Blueberries and Tians

It's blueberry season and I've been making as many things as I can using my local berries.  This is a simple cake that tastes pretty much like a giant blueberry muffin.  Here's the recipe: 


  1. Preheat oven to 350 degrees. Grease an 8x8-inch pan.I used an oval casserole.
  2. Sift flour, baking powder, sugar, and salt together in a large bowl. Beat butter in a separate bowl until creamy; stir into flour mixture, alternating with milk. Beat flour-butter mixture until mixed, about 2 minutes. Add egg and beat until mixed, about 1 minute.
  3. Combine lemon zest with blueberries in a bowl; fold into batter. Pour batter into prepared pan.Dust the top with vanilla sugar if you like.
  4. Bake in the preheated oven until a toothpick inserted in the center comes out clean, about 50 minutes.

 I made blueberry pancakes and forgot to take a pic of them when they were done.

 I also made lots of blueberry jam. I add 1-1/2 cups of sugar to 12 cups of berries.  Add the zest of 1 lemon and it's juice.

 Cook over medium heat until the sugar melts.

 Bring it to a boil and cook for about 3 minutes, stirring often.  Then turn the heat to a simmer and cook until it begins to thicken, about 15-20 minutes.

Pour it into containers and refrigerate.  I'm making biscuits today and a lot of this is going to friends.

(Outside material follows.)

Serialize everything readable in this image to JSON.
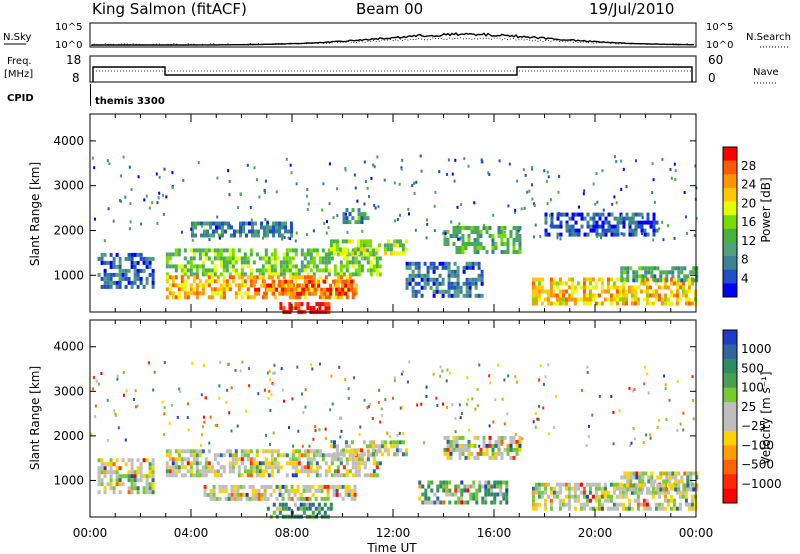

 I made a small tian a few days ago using potatoes.  Though my family liked it, they requested one of my regular tians which I make without potatoes.  So, I made a bunch of them for everyone.

Start by sauteing onions in a bit of olive oil with salt and pepper.

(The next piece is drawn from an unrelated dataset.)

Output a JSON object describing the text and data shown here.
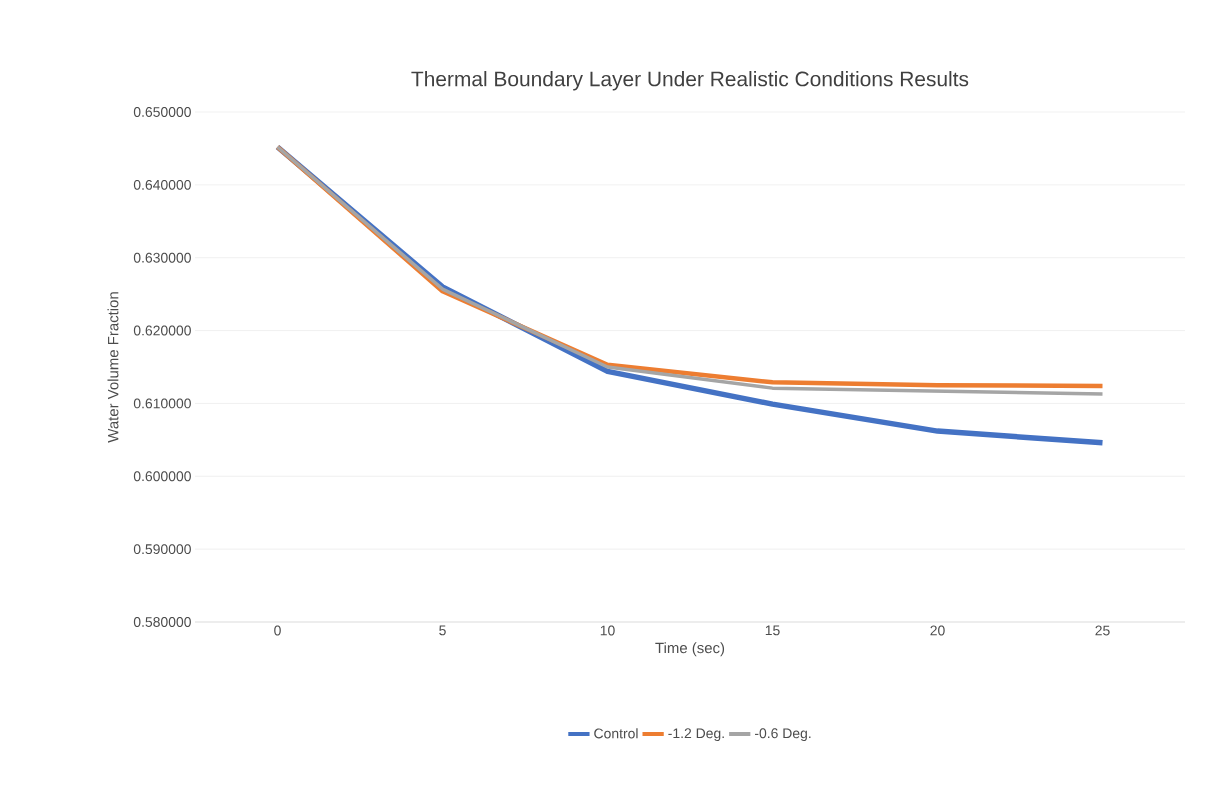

 Cook them until they soften but don't let them get mushy.  I added lots of fresh herbs from my garden....thyme, sage, basil, summer savory, rosemary and parsley.  Tians are all about fresh...use the freshest ingredients you can find.

Add 8 minced garlic cloves.

 I slice my tomatoes and place them on paper towels and let them sit to dry them out a bit.  Otherwise, your tian can be too watery.

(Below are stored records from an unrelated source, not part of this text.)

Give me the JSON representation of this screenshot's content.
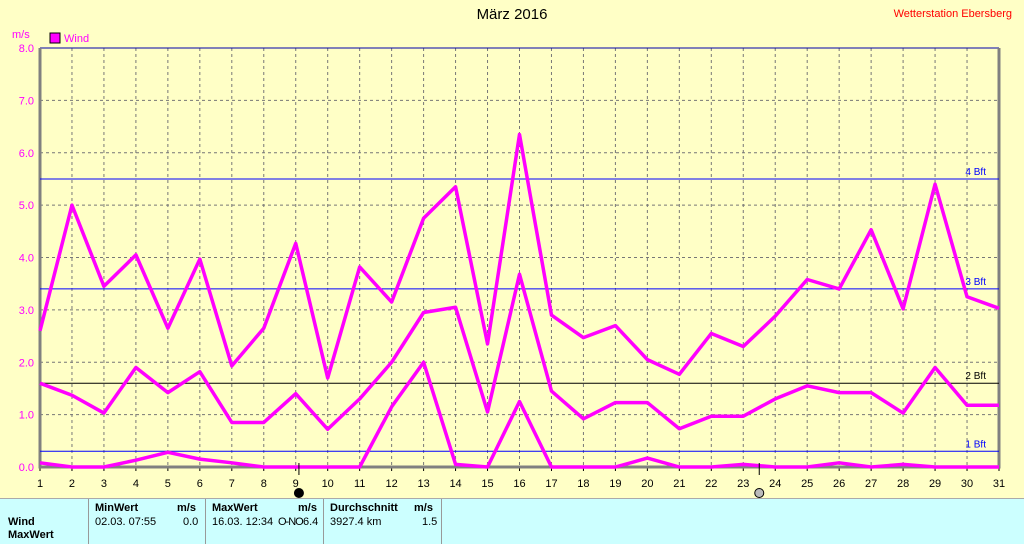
{
  "title": "März 2016",
  "station": "Wetterstation Ebersberg",
  "chart_data": {
    "type": "line",
    "title": "März 2016",
    "ylabel": "m/s",
    "ylim": [
      0,
      8
    ],
    "yticks": [
      "0.0",
      "1.0",
      "2.0",
      "3.0",
      "4.0",
      "5.0",
      "6.0",
      "7.0",
      "8.0"
    ],
    "x": [
      1,
      2,
      3,
      4,
      5,
      6,
      7,
      8,
      9,
      10,
      11,
      12,
      13,
      14,
      15,
      16,
      17,
      18,
      19,
      20,
      21,
      22,
      23,
      24,
      25,
      26,
      27,
      28,
      29,
      30,
      31
    ],
    "legend": "Wind",
    "legend_position": "top-left",
    "grid": true,
    "color": "#ff00ff",
    "series": [
      {
        "values": [
          2.6,
          5.0,
          3.45,
          4.05,
          2.65,
          3.97,
          1.93,
          2.65,
          4.27,
          1.7,
          3.82,
          3.15,
          4.75,
          5.35,
          2.35,
          6.35,
          2.9,
          2.47,
          2.7,
          2.05,
          1.77,
          2.55,
          2.3,
          2.88,
          3.58,
          3.4,
          4.53,
          3.02,
          5.4,
          3.25,
          3.03
        ]
      },
      {
        "values": [
          1.6,
          1.37,
          1.03,
          1.9,
          1.42,
          1.82,
          0.85,
          0.85,
          1.4,
          0.72,
          1.3,
          2.0,
          2.95,
          3.05,
          1.05,
          3.68,
          1.45,
          0.92,
          1.23,
          1.23,
          0.73,
          0.97,
          0.97,
          1.3,
          1.55,
          1.42,
          1.42,
          1.03,
          1.9,
          1.18,
          1.18
        ]
      },
      {
        "values": [
          0.08,
          0,
          0,
          0.13,
          0.28,
          0.15,
          0.08,
          0,
          0,
          0,
          0,
          1.15,
          2.0,
          0.05,
          0,
          1.25,
          0,
          0,
          0,
          0.17,
          0,
          0,
          0.05,
          0,
          0,
          0.08,
          0,
          0.05,
          0,
          0,
          0
        ]
      }
    ],
    "reference_lines": [
      {
        "label": "1 Bft",
        "value": 0.3,
        "color": "#0000ff"
      },
      {
        "label": "2 Bft",
        "value": 1.6,
        "color": "#000000"
      },
      {
        "label": "3 Bft",
        "value": 3.4,
        "color": "#0000ff"
      },
      {
        "label": "4 Bft",
        "value": 5.5,
        "color": "#0000ff"
      }
    ],
    "moon_phases": [
      {
        "day": 9.1,
        "phase": "new-moon"
      },
      {
        "day": 23.5,
        "phase": "full-moon"
      }
    ]
  },
  "table": {
    "row_label": "Wind",
    "row2_label": "MaxWert",
    "min": {
      "header": "MinWert",
      "unit": "m/s",
      "when": "02.03.  07:55",
      "value": "0.0"
    },
    "max": {
      "header": "MaxWert",
      "unit": "m/s",
      "when": "16.03.  12:34",
      "dir": "O-NO",
      "value": "6.4"
    },
    "avg": {
      "header": "Durchschnitt",
      "unit": "m/s",
      "distance": "3927.4 km",
      "value": "1.5"
    }
  }
}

Slice eggplants and zucchini.

 Then start layering. Brush your pan with olive oil and put down a layer of eggplant.  Top this with some grated cheese.  This is a good time to use up leftover cheese.  I used gouda, swiss, parmesan, mozzarella, asiago and provolone.

 Next, add a layer of zucchini.

 Then add your onion/garlic mixture and spread it out.

 Oh, I almost forgot...I added a cube of my homemade pesto to the onion mixture to add more flavor.

 Add more cheese.

 Then tomatoes.

 Keep layering until you run out of ingredients.

 Top with more cheese.

 I like to top these off with kalamata olives and this time I added some diced sun-dried tomatoes.  I drizzled some of the sun-dried tomato oil over them.

 Bake at 350 degrees for about 1-1/2 hours until the are bubbling and golden.

 Let them sit for about 15 minutes before serving so they will slice easily.

 We actually prefer them at room temperature.

Tians make summer a bit more bearable!


You had me at giant blueberry muffin.
Two friends gave me blueberries, so I have a gallon and a half of blueberries to use.
Christer. said…
I get lots of blueberries this year but it'll take at least two weeks before they are ripe, those bushes love this rainy and cool weather.

Have a great day!

Rain said…
I'm with Debra...that cake looks awesome! I love your tian Joyce, it looks so delicious, no wonder everyone requests it! :)
Leanna said…
I've tasted a tian before but never thought about what went into it at the time. Now I know. Blueberries are my favorite other than strawberries. I love both really. Thanks for the recipes, darlin.
Guillaume said…
Blueberry season where I come from is at the end of July. My son loves blueberries, I might bake him that. He loves olives too, come to think of it, so I could try the other recipes, even though he would probably only eat the olives.